Is the NSTA placing economic expediency over "true science education"; does it fear the alienation of funders such as Exxon and the fossil powerhouse the American Petroleum Institute? Laurie David, who is also the founder of StopGlobalWarming.org, received an email refusal of the free teaching materials from the NSTA that is ominous and foreboding.
And I know that when I return to class in January, I will have to prepare my students to jump through the hoops of "standardized" testing, rather than teach them anything about the state of the world today ... thus guaranteeing that they wll be "zombified" like the rest of our country. Our sixth grade social studies curriculum is supposed to be "world history," so I cheat a little, discard the textbook for the most part, and try to cover the three men (Siddhartha-Buddha, Jesus, and Mohammed) behind the world's most popular religions. I try to emphasize the similarities in what these wise men taught. Ironically, our computer internet connections are set to filter out what they consider "inappropriate" information, and so I have to download and print out informational material at home to bring in to class. No doubt I'll soon be investigated for terrorist activity, for seeking out information on Islam.

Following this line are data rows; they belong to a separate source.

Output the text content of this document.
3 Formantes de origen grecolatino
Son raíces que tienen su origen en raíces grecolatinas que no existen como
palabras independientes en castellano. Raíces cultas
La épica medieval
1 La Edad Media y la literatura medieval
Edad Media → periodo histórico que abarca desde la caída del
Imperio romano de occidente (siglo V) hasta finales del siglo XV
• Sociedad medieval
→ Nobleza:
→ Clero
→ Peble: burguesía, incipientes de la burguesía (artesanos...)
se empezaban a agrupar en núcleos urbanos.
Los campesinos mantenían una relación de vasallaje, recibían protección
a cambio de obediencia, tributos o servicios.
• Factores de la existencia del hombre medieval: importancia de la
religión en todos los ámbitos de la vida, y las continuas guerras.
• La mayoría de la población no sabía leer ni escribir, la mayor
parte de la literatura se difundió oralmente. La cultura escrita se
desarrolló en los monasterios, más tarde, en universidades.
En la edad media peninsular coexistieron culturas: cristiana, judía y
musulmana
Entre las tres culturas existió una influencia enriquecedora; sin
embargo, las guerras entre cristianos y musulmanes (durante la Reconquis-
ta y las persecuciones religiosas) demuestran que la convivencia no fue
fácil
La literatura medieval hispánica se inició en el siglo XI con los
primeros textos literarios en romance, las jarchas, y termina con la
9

Normally I am so busy with school that I don't have time to get too involved politically, but I am addicted to reading the news on the internet, and have learned a lot from Daily Kos. I recently found the petition against No Child Left Behind in the "Teacher's Lounge" (thanks, rserven!), and sent it around to everyone on my email list. Lo and behold, I was asked to do an interview in our local newspaper about it, and although I was nervous about sticking my neck out in public, I have since gotten many positive comments. Many people I run into are also angry about what is happening to our schools, and are more than happy to sign the petition! I find that as these people learn more about how the Bush administration's No Child Left Behind Act is really aimed at dismantling public education (read the footnotes on the petition), they are just as angry as I am over the pablum we are forced to feed students, over the impending and built-in "failure" that all public schools will experience under NCLB (if they haven't "failed" already), and over the resulting lack of real education in our schools. Now, as more people learn about our rapidly disintegrating environment, the more brave they are beginning to be about making themselves heard. I just hope we can all shout loud enough (especially to our legislators) before it's too late.
So, here it is ... now I've completed my first-ever diary on DailyKos ... or at least I have run out of steam, at one in the morning. Good thing I don't have school tomorrow. Yet I find that I am getting hotter under the collar as the days go on (just figuratively so far), and am speaking out more and more ... and that the more I do speak and write, the more I find people who agree with me. Being busy is no longer a good enough excuse not to speak out. While Bush and his media shills have been playing their shell games with us, we are losing our liberties, our chances for education, and ultimately, our lives.